No-one has said that their FOS adjudicator agreed with Sunny that only the later loans in a long series should be refunded.
That looks pretty consistent to me!
Sunny isn’t learning from FOS decisions
The FCA’s DISP rules say that a lender should learn from FOS decisions and adopt that approach in how it responds to complaints. But there is no sign of Sunny doing this.
Here are some examples of poor offers or rejections from Sunny on cases that sound very strong:
- 49 loans with them over 3 years continuously, offered me 37-49 (£2,100).
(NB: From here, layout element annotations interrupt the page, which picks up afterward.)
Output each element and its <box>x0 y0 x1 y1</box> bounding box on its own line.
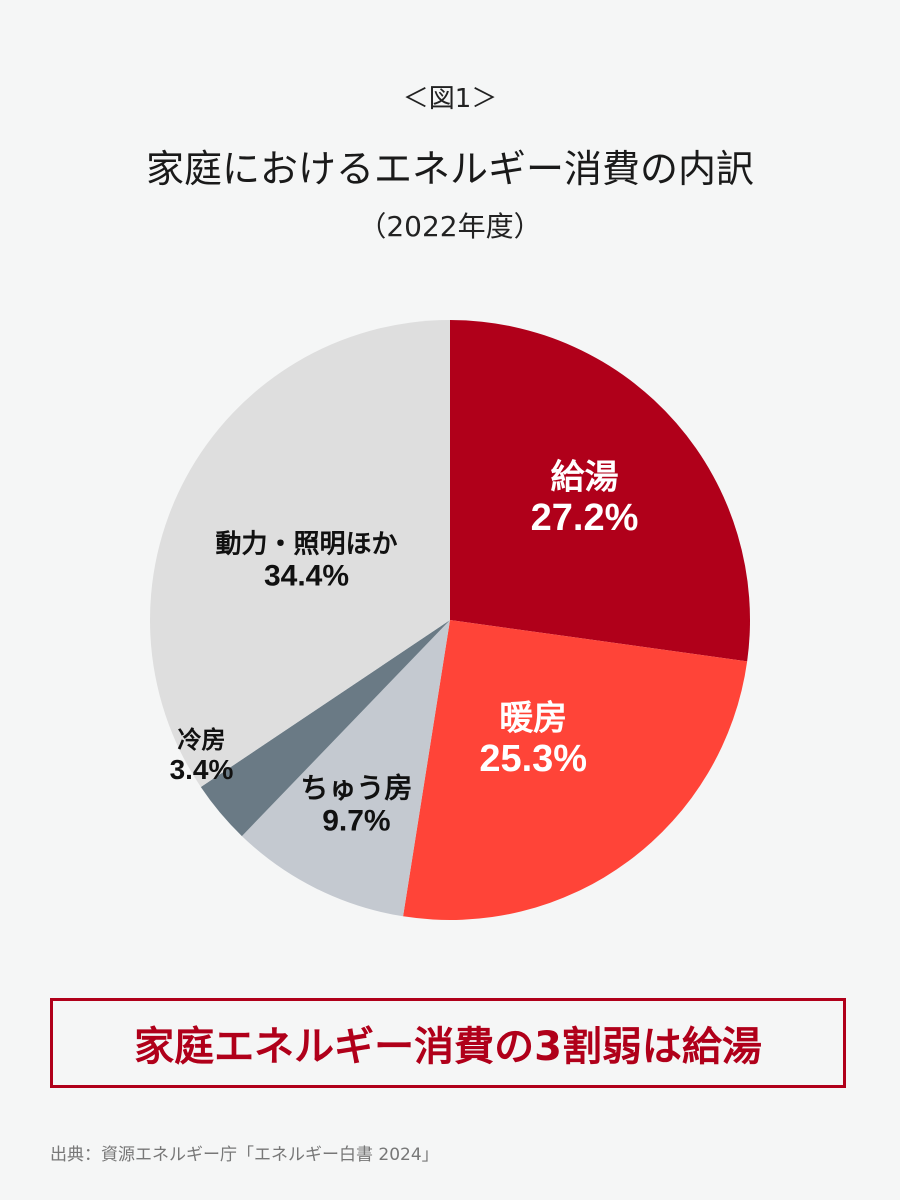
pie-slices <box>150 319 751 921</box>
source-note: 出典：資源エネルギー庁「エネルギー白書 2024」 <box>50 1145 439 1165</box>
chart-subtitle: （2022年度） <box>358 210 542 243</box>
pie-slice-0 <box>450 319 751 662</box>
slice-value-0: 27.2% <box>531 497 639 539</box>
slice-value-3: 3.4% <box>170 754 234 785</box>
figure-label: ＜図1＞ <box>402 84 498 114</box>
pie-slice-1 <box>403 620 748 921</box>
slice-label-1: 暖房 <box>499 698 567 738</box>
slice-label-2: ちゅう房 <box>300 772 412 805</box>
pie-slice-3 <box>200 620 450 837</box>
callout-text: 家庭エネルギー消費の3割弱は給湯 <box>134 1024 762 1070</box>
chart-title: 家庭におけるエネルギー消費の内訳 <box>145 147 754 191</box>
slice-value-4: 34.4% <box>264 560 349 593</box>
slice-label-4: 動力・照明ほか <box>215 530 397 560</box>
slice-label-0: 給湯 <box>551 457 619 497</box>
slice-value-1: 25.3% <box>479 738 587 780</box>
callout-box: 家庭エネルギー消費の3割弱は給湯 <box>50 998 846 1088</box>
pie-slice-4 <box>150 320 450 788</box>
pie-slice-2 <box>241 620 450 917</box>
slice-value-2: 9.7% <box>322 805 390 838</box>
slice-label-3: 冷房 <box>178 726 226 754</box>
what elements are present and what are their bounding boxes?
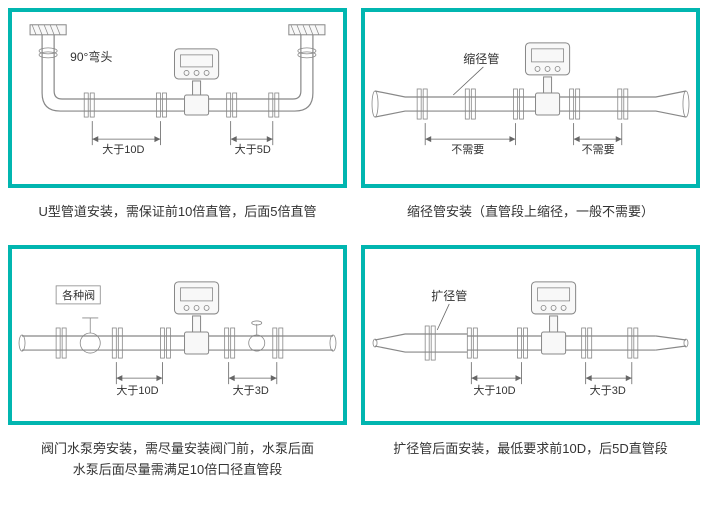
panel-u-pipe: 90°弯头 大于10D 大于5D <box>8 8 347 188</box>
dim-right-label: 大于3D <box>233 383 269 397</box>
dim-right-label: 大于5D <box>235 142 271 156</box>
reducer-label: 缩径管 <box>463 51 499 66</box>
elbow-label: 90°弯头 <box>70 49 112 64</box>
dim-right-label: 不需要 <box>582 143 615 156</box>
caption-valve-line1: 阀门水泵旁安装，需尽量安装阀门前，水泵后面 <box>41 441 314 456</box>
diagram-grid: 90°弯头 大于10D 大于5D <box>8 8 700 494</box>
panel-valve: 各种阀 大于10D 大于3D <box>8 245 347 425</box>
caption-valve: 阀门水泵旁安装，需尽量安装阀门前，水泵后面 水泵后面尽量需满足10倍口径直管段 <box>8 433 347 495</box>
panel-expander: 扩径管 大于10D 大于3D <box>361 245 700 425</box>
reducer-svg: 缩径管 不需要 不需要 <box>365 12 696 184</box>
expander-label: 扩径管 <box>431 288 467 303</box>
expander-svg: 扩径管 大于10D 大于3D <box>365 249 696 421</box>
dim-left-label: 不需要 <box>451 143 484 156</box>
caption-expander: 扩径管后面安装，最低要求前10D，后5D直管段 <box>361 433 700 495</box>
valve-svg: 各种阀 大于10D 大于3D <box>12 249 343 421</box>
caption-u-pipe: U型管道安装，需保证前10倍直管，后面5倍直管 <box>8 196 347 237</box>
dim-left-label: 大于10D <box>116 383 158 397</box>
dim-right-label: 大于3D <box>590 383 626 397</box>
dim-left-label: 大于10D <box>473 383 515 397</box>
caption-valve-line2: 水泵后面尽量需满足10倍口径直管段 <box>73 462 282 477</box>
caption-reducer: 缩径管安装（直管段上缩径，一般不需要） <box>361 196 700 237</box>
u-pipe-svg: 90°弯头 大于10D 大于5D <box>12 12 343 184</box>
panel-reducer: 缩径管 不需要 不需要 <box>361 8 700 188</box>
dim-left-label: 大于10D <box>102 142 144 156</box>
valve-label: 各种阀 <box>62 288 95 302</box>
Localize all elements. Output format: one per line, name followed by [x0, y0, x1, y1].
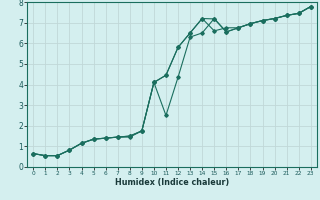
X-axis label: Humidex (Indice chaleur): Humidex (Indice chaleur) — [115, 178, 229, 187]
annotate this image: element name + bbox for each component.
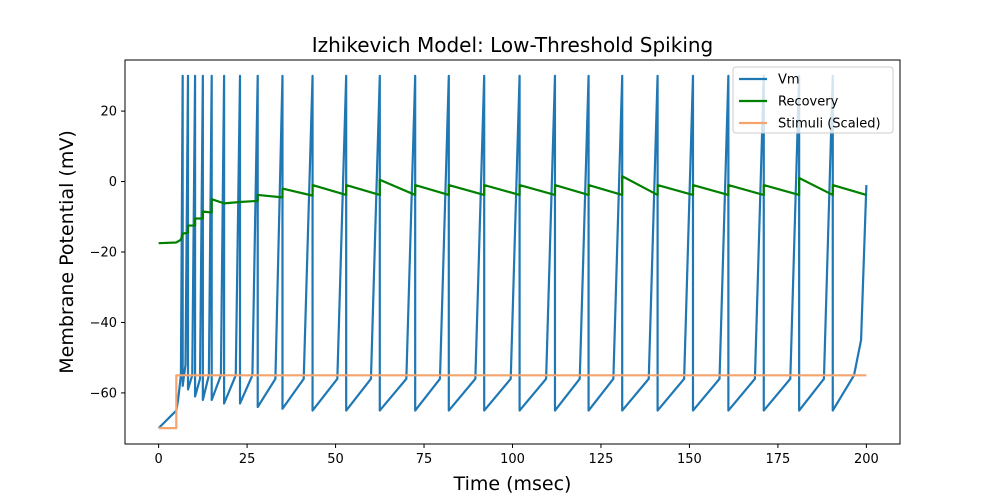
x-tick-label: 75: [416, 452, 433, 467]
x-tick-label: 175: [765, 452, 790, 467]
y-tick-label: 20: [100, 105, 117, 120]
x-tick-label: 200: [854, 452, 879, 467]
y-tick-label: −60: [90, 386, 117, 401]
legend: Vm Recovery Stimuli (Scaled): [732, 66, 894, 134]
legend-label: Vm: [778, 73, 800, 88]
x-tick-label: 50: [327, 452, 344, 467]
x-tick-label: 150: [677, 452, 702, 467]
legend-label: Stimuli (Scaled): [778, 117, 881, 132]
x-axis: 0 25 50 75 100 125 150 175 200: [154, 444, 879, 467]
series-line-stimuli-scaled: [158, 374, 867, 430]
series-line-vm: [157, 74, 868, 429]
y-tick-label: −20: [90, 246, 117, 261]
y-axis: −60 −40 −20 0 20: [90, 105, 125, 401]
x-axis-label: Time (msec): [453, 473, 572, 495]
chart-title: Izhikevich Model: Low-Threshold Spiking: [312, 33, 714, 57]
x-tick-label: 0: [154, 452, 162, 467]
y-tick-label: 0: [109, 175, 117, 190]
plot-lines: [157, 74, 868, 430]
legend-label: Recovery: [778, 95, 839, 110]
series-line-recovery: [158, 175, 867, 245]
y-tick-label: −40: [90, 316, 117, 331]
legend-box: [732, 66, 894, 134]
x-tick-label: 125: [589, 452, 614, 467]
y-axis-label: Membrane Potential (mV): [56, 130, 78, 373]
x-tick-label: 100: [500, 452, 525, 467]
x-tick-label: 25: [239, 452, 256, 467]
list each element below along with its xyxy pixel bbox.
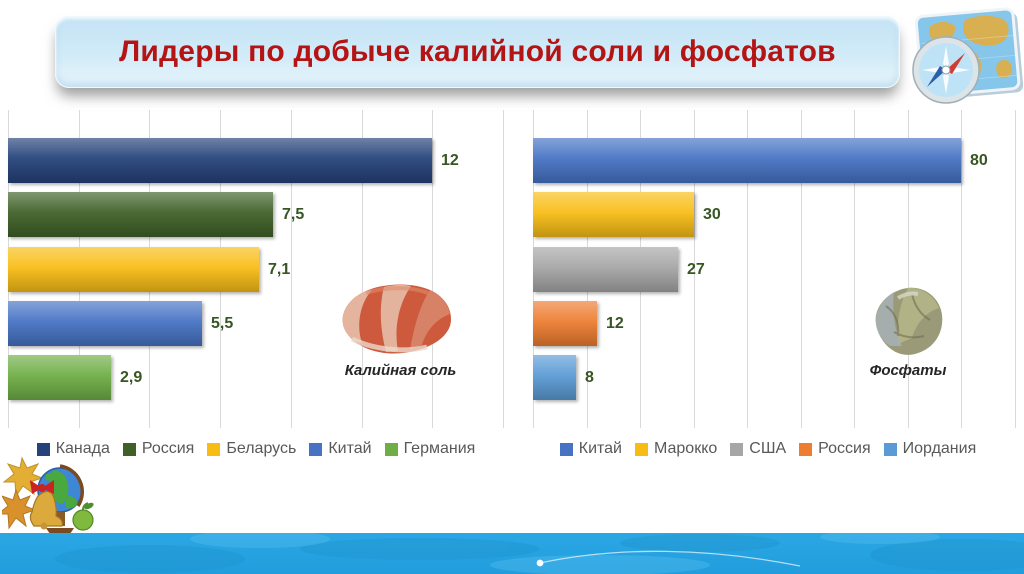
phosphate-chart-plot: 80 30 27 12 8 (533, 110, 1016, 428)
legend-marker (635, 442, 648, 456)
legend-marker (309, 442, 323, 456)
legend-item: Канада (36, 440, 110, 458)
footer-arc (539, 550, 801, 567)
legend-marker (384, 442, 398, 456)
legend-label: Россия (141, 440, 195, 457)
potash-legend: Канада Россия Беларусь Китай Германия (0, 437, 512, 461)
bar-Германия (8, 355, 111, 400)
title-banner: Лидеры по добыче калийной соли и фосфато… (55, 16, 900, 88)
legend-item: Германия (384, 440, 476, 458)
legend-marker (559, 442, 573, 456)
bar-Китай (533, 138, 961, 183)
bar-value-label: 2,9 (120, 369, 143, 386)
phosphate-caption: Фосфаты (869, 362, 947, 379)
gridline (694, 110, 695, 428)
bar-Китай (8, 301, 202, 346)
bar-Канада (8, 138, 432, 183)
legend-item: Китай (559, 440, 622, 458)
legend-label: Иордания (902, 440, 977, 457)
bar-value-label: 8 (585, 369, 594, 386)
legend-item: Иордания (883, 440, 977, 458)
legend-label: Россия (818, 440, 871, 457)
legend-label: Марокко (654, 440, 718, 457)
globe-clipart (2, 456, 94, 534)
gridline (854, 110, 855, 428)
legend-item: Россия (799, 440, 871, 458)
gridline (291, 110, 292, 428)
phosphate-rock-image (875, 287, 943, 355)
legend-item: США (730, 440, 786, 458)
legend-label: Китай (578, 440, 622, 457)
legend-marker (799, 442, 813, 456)
legend-item: Беларусь (207, 440, 296, 458)
bar-Россия (8, 192, 273, 237)
legend-label: Канада (55, 440, 110, 457)
potash-caption: Калийная соль (344, 362, 457, 379)
bar-value-label: 7,1 (268, 261, 291, 278)
legend-marker (207, 442, 221, 456)
legend-label: Германия (403, 440, 476, 457)
potash-rock-image (342, 284, 452, 354)
bar-Россия (533, 301, 597, 346)
bar-value-label: 30 (703, 206, 721, 223)
legend-marker (730, 442, 744, 456)
map-compass-icon (912, 7, 1024, 104)
bar-value-label: 12 (606, 315, 624, 332)
legend-label: Китай (328, 440, 372, 457)
gridline (362, 110, 363, 428)
phosphate-legend: Китай Марокко США Россия Иордания (512, 437, 1024, 461)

- I had 30 loans from them between 2017-2019. As a goodwill gesture they’ve offered to write off my remaining balance of around £70.
- The complaint has been rejected. I thought I had a strong case I carried out 70 loans with no breaks in borrowing. Paying back a total of £30,052.
And Sunny seems to be rejecting far more adjudicator decisions and forcing the case to go to an ombudsman than is reasonable.
So what isn’t clear?
What the Financial Conduct Authority (FCA) is saying and the Financial Ombudsman (FOS) decisions on Sunny complaints seem both clear and consistent.
I am not surprised that Sunny doesn’t like these decisions. But I think it’s hard to say they are unclear.
I am sure FOS and the FCA would be happy to have a meeting with Sunny to explain, once again, how FOS is deciding affordability complaints.
Sunny basically has three options. It can accept the FOS approach and apply it to future complaints. It can decide to go to court and ask for a judicial review. Or it can give up and go out of business.
To carry on making absurdly low offers or rejections to customers with a lot of loans is not an option.